From the Enneagam Institute:
One of the most profound ways of understanding the Levels is as a measure of our capacity to be present. The more we move down the Levels, the more identified we are with our ego and its increasingly negative and restrictive patterns. Our personality becomes more defensive, reactive, and automatic.
The movement up the levels is simultaneous with being more present and awake in our minds, hearts and bodies. As we become more present we see our personality objectively in action rather than "falling asleep" to our automatic personality patterns. There is therefore the possibility of "not doing" our personality.
I've found that the best leaders, and myself when I'm at my best, are those people who are fully invested in the person they're leading. The more present the person, the better the leader. For that, but not only that, reason, I've spent considerable time and effort rewiring my brain to focus on being ever more conscious in and to the moment.
Beyond leadership, this is also my understanding of the Path that is in some way referred to by nearly all the wisdom traditions (Buddhism, Hinduism, Advaita Vedanta, Christian Mysticism, Kabbalah, Taoism etc), as well as plenty of secular thinkers (Sam Harris, Brene Brown, etc). Even Lululemon bags note that "living in the moment may be the meaning of life," although that probably only proves I'm subject to marketing.

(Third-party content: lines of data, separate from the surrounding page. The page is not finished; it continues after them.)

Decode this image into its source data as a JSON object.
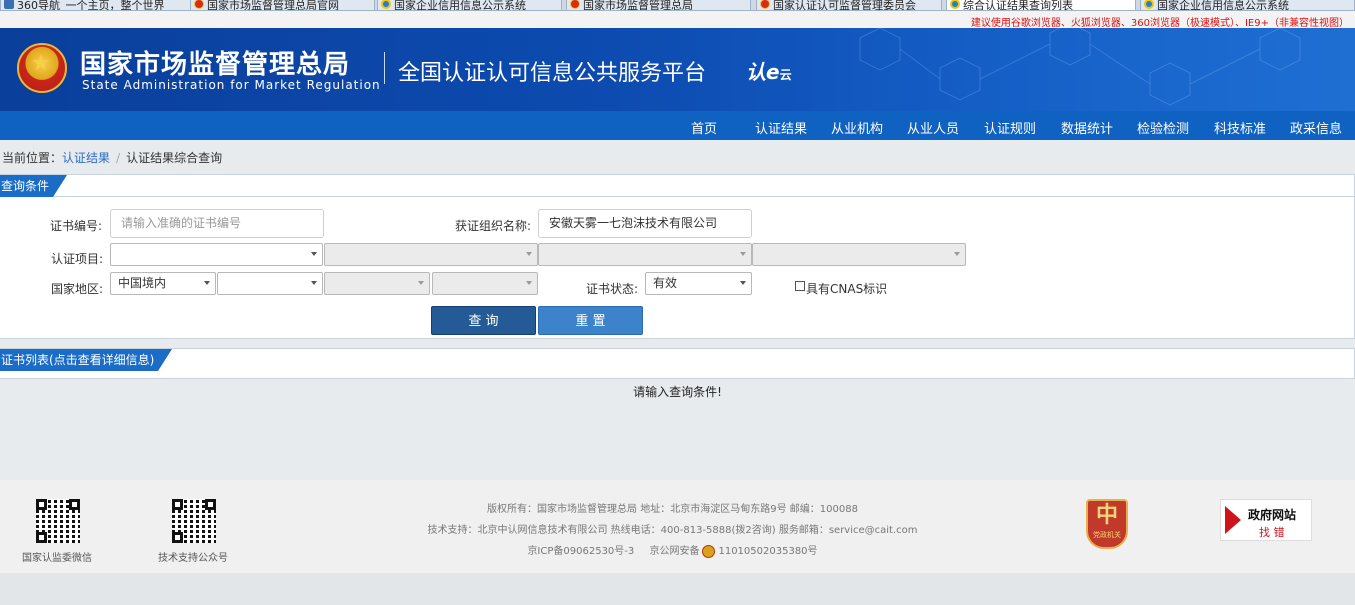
{
  "browser": {
    "tabs": [
      {
        "label": "360导航_一个主页，整个世界",
        "icon": "sq-icon"
      },
      {
        "label": "国家市场监督管理总局官网_",
        "icon": "emblem-icon"
      },
      {
        "label": "国家企业信用信息公示系统",
        "icon": "ie-icon"
      },
      {
        "label": "国家市场监督管理总局",
        "icon": "emblem-icon"
      },
      {
        "label": "国家认证认可监督管理委员会",
        "icon": "emblem-icon"
      },
      {
        "label": "综合认证结果查询列表",
        "icon": "ie-icon",
        "active": true
      },
      {
        "label": "国家企业信用信息公示系统",
        "icon": "ie-icon"
      }
    ]
  },
  "notice": "建议使用谷歌浏览器、火狐浏览器、360浏览器（极速模式）、IE9+（非兼容性视图）",
  "header": {
    "org_cn": "国家市场监督管理总局",
    "org_en": "State Administration  for  Market Regulation",
    "platform": "全国认证认可信息公共服务平台",
    "logo_main": "认e",
    "logo_sub": "云"
  },
  "nav": [
    "首页",
    "认证结果",
    "从业机构",
    "从业人员",
    "认证规则",
    "数据统计",
    "检验检测",
    "科技标准",
    "政采信息"
  ],
  "breadcrumb": {
    "prefix": "当前位置：",
    "link": "认证结果",
    "current": "认证结果综合查询"
  },
  "query_panel": {
    "title": "查询条件",
    "cert_no_label": "证书编号:",
    "cert_no_placeholder": "请输入准确的证书编号",
    "org_name_label": "获证组织名称:",
    "org_name_value": "安徽天雾一七泡沫技术有限公司",
    "project_label": "认证项目:",
    "region_label": "国家地区:",
    "region_value": "中国境内",
    "status_label": "证书状态:",
    "status_value": "有效",
    "cnas_label": "具有CNAS标识",
    "query_button": "查 询",
    "reset_button": "重 置"
  },
  "list_panel": {
    "title": "证书列表(点击查看详细信息)"
  },
  "message": "请输入查询条件!",
  "footer": {
    "qr1_caption": "国家认监委微信",
    "qr2_caption": "技术支持公众号",
    "line1": "版权所有：国家市场监督管理总局    地址：北京市海淀区马甸东路9号    邮编：100088",
    "line2": "技术支持：北京中认网信息技术有限公司    热线电话：400-813-5888(拨2咨询)    服务邮箱：service@cait.com",
    "icp": "京ICP备09062530号-3",
    "police_prefix": "京公网安备",
    "police_no": "11010502035380号",
    "dangzheng": "党政机关",
    "zfwz_title": "政府网站",
    "zfwz_sub": "找 错"
  },
  "colors": {
    "header_blue": "#0d4bb0",
    "nav_blue": "#0f62c2",
    "panel_title": "#1a6cc6",
    "query_btn": "#245a95",
    "reset_btn": "#3d83cc"
  }
}
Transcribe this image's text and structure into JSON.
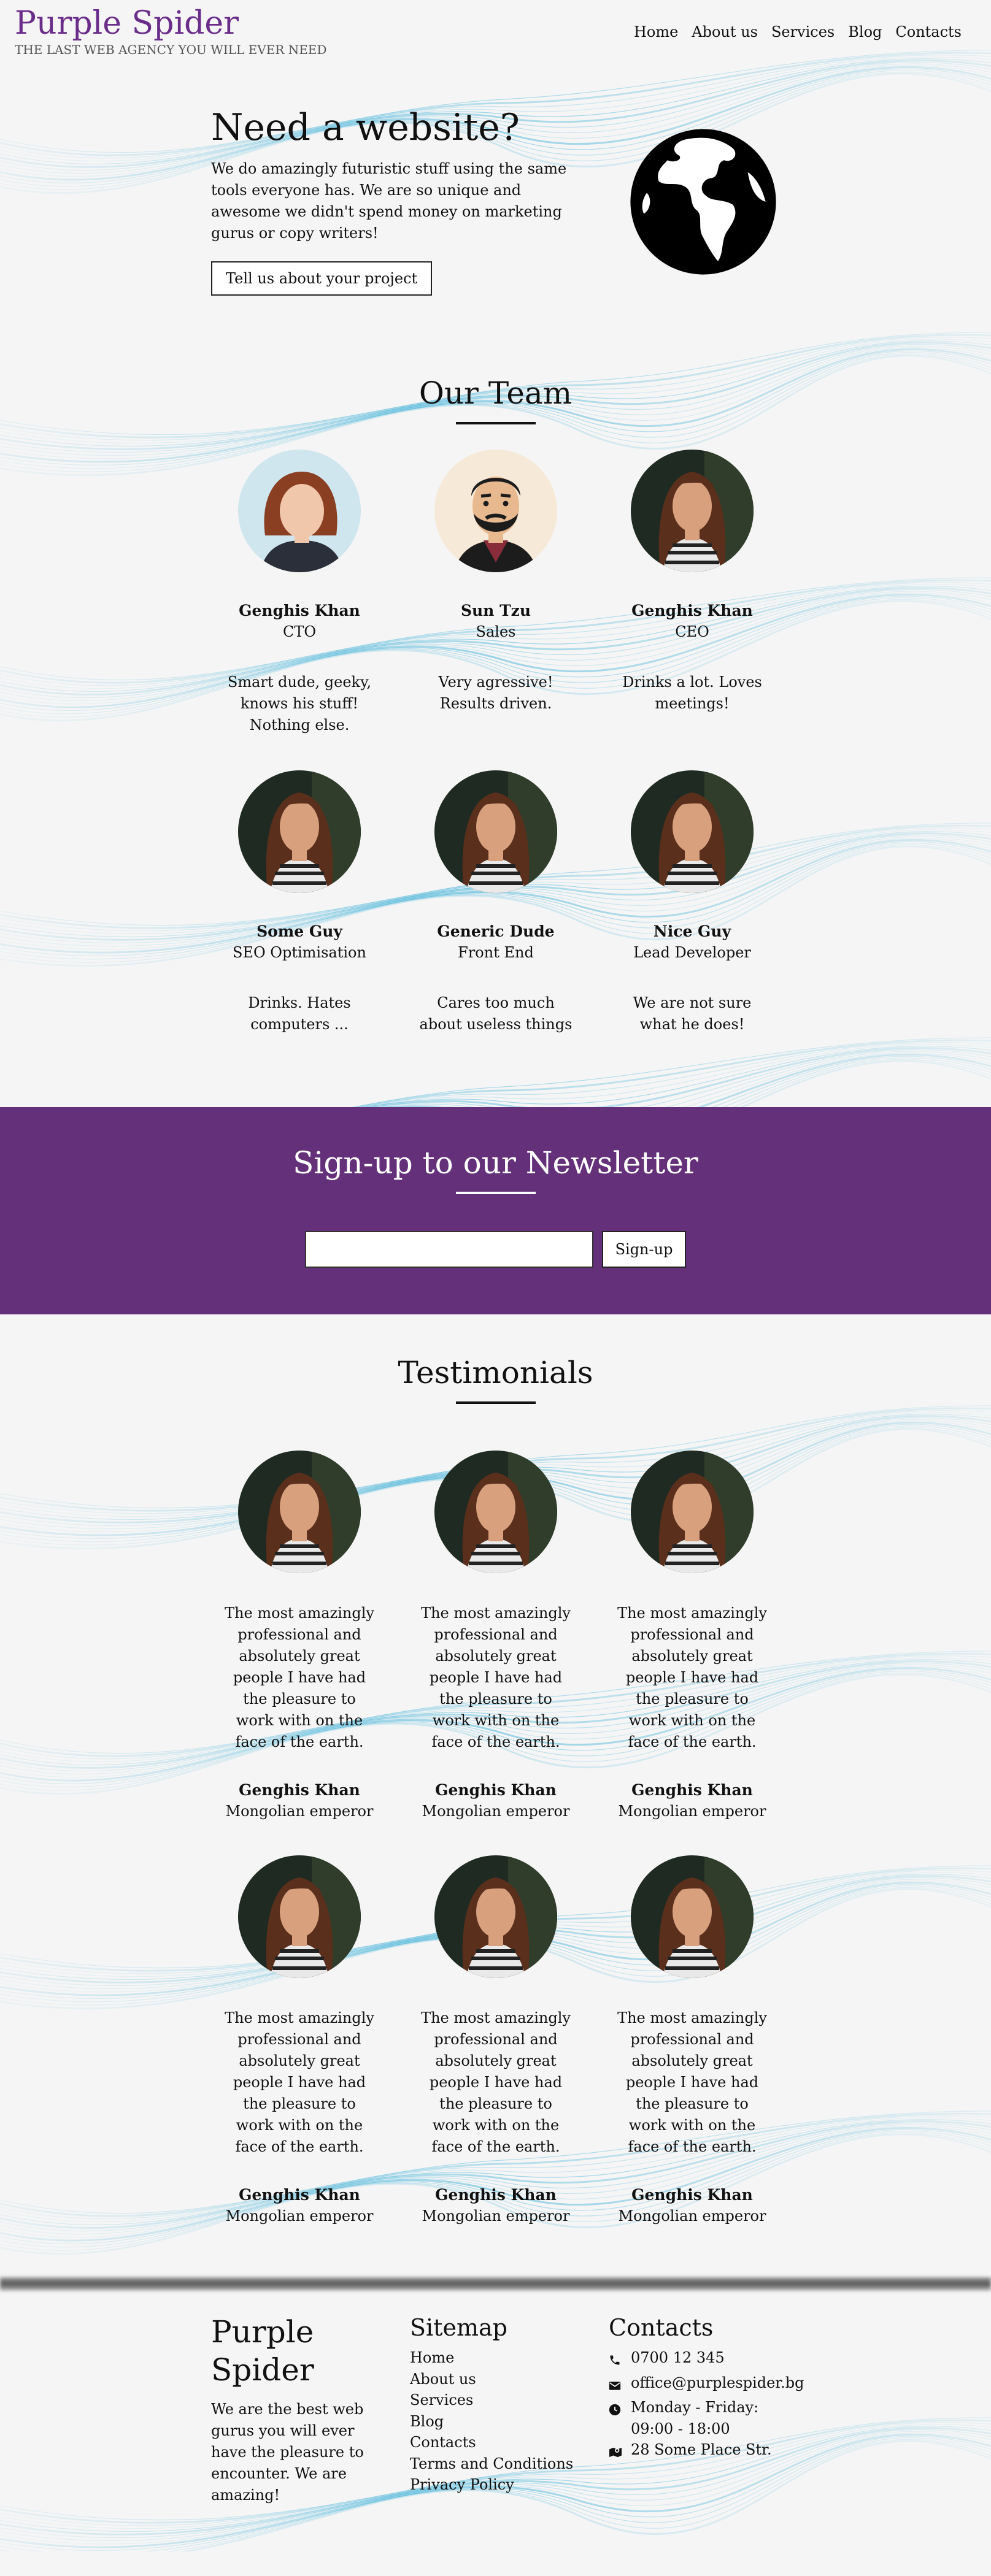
{
  "brand": {
    "name": "Purple Spider",
    "tagline": "THE LAST WEB AGENCY YOU WILL EVER NEED",
    "color": "#6b2d8a"
  },
  "nav": {
    "items": [
      "Home",
      "About us",
      "Services",
      "Blog",
      "Contacts"
    ]
  },
  "hero": {
    "title": "Need a website?",
    "description": "We do amazingly futuristic stuff using the same tools everyone has. We are so unique and awesome we didn't spend money on marketing gurus or copy writers!",
    "cta_label": "Tell us about your project",
    "icon": "globe-icon"
  },
  "team": {
    "title": "Our Team",
    "members": [
      {
        "name": "Genghis Khan",
        "role": "CTO",
        "desc": "Smart dude, geeky, knows his stuff! Nothing else.",
        "avatar": "photo-redhead"
      },
      {
        "name": "Sun Tzu",
        "role": "Sales",
        "desc": "Very agressive! Results driven.",
        "avatar": "illustrated-bearded-man"
      },
      {
        "name": "Genghis Khan",
        "role": "CEO",
        "desc": "Drinks a lot. Loves meetings!",
        "avatar": "photo-woman"
      },
      {
        "name": "Some Guy",
        "role": "SEO Optimisation",
        "desc": "Drinks. Hates computers ...",
        "avatar": "photo-woman"
      },
      {
        "name": "Generic Dude",
        "role": "Front End",
        "desc": "Cares too much about useless things",
        "avatar": "photo-woman"
      },
      {
        "name": "Nice Guy",
        "role": "Lead Developer",
        "desc": "We are not sure what he does!",
        "avatar": "photo-woman"
      }
    ]
  },
  "newsletter": {
    "title": "Sign-up to our Newsletter",
    "input_value": "",
    "button_label": "Sign-up",
    "bg_color": "#65307a"
  },
  "testimonials": {
    "title": "Testimonials",
    "items": [
      {
        "quote": "The most amazingly professional and absolutely great people I have had the pleasure to work with on the face of the earth.",
        "name": "Genghis Khan",
        "role": "Mongolian emperor"
      },
      {
        "quote": "The most amazingly professional and absolutely great people I have had the pleasure to work with on the face of the earth.",
        "name": "Genghis Khan",
        "role": "Mongolian emperor"
      },
      {
        "quote": "The most amazingly professional and absolutely great people I have had the pleasure to work with on the face of the earth.",
        "name": "Genghis Khan",
        "role": "Mongolian emperor"
      },
      {
        "quote": "The most amazingly professional and absolutely great people I have had the pleasure to work with on the face of the earth.",
        "name": "Genghis Khan",
        "role": "Mongolian emperor"
      },
      {
        "quote": "The most amazingly professional and absolutely great people I have had the pleasure to work with on the face of the earth.",
        "name": "Genghis Khan",
        "role": "Mongolian emperor"
      },
      {
        "quote": "The most amazingly professional and absolutely great people I have had the pleasure to work with on the face of the earth.",
        "name": "Genghis Khan",
        "role": "Mongolian emperor"
      }
    ]
  },
  "footer": {
    "brand": "Purple Spider",
    "about": "We are the best web gurus you will ever have the pleasure to encounter. We are amazing!",
    "sitemap_title": "Sitemap",
    "sitemap": [
      "Home",
      "About us",
      "Services",
      "Blog",
      "Contacts",
      "Terms and Conditions",
      "Privacy Policy"
    ],
    "contacts_title": "Contacts",
    "contacts": [
      {
        "icon": "phone-icon",
        "text": "0700 12 345"
      },
      {
        "icon": "envelope-icon",
        "text": "office@purplespider.bg"
      },
      {
        "icon": "clock-icon",
        "text": "Monday - Friday: 09:00 - 18:00"
      },
      {
        "icon": "map-icon",
        "text": "28 Some Place Str."
      }
    ]
  },
  "colors": {
    "wave": "#1ea5d3",
    "background": "#f5f5f5"
  }
}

Either way, as a longtime "intellectually superior atheist" this wasn't the path I'd expected to go down. If the me of today were to meet the me of any age between 17-33, I'm sure I would have laughed at myself. Or
But then again, viewing that conversation through the handy lens of the Enneagram, that would have been a level-6 laughing up at a level-2, from deep in the clutches of his automatic and defensive personality patterns.
I'm good with that. The 17-33 year old me wasn't near as effective a leader.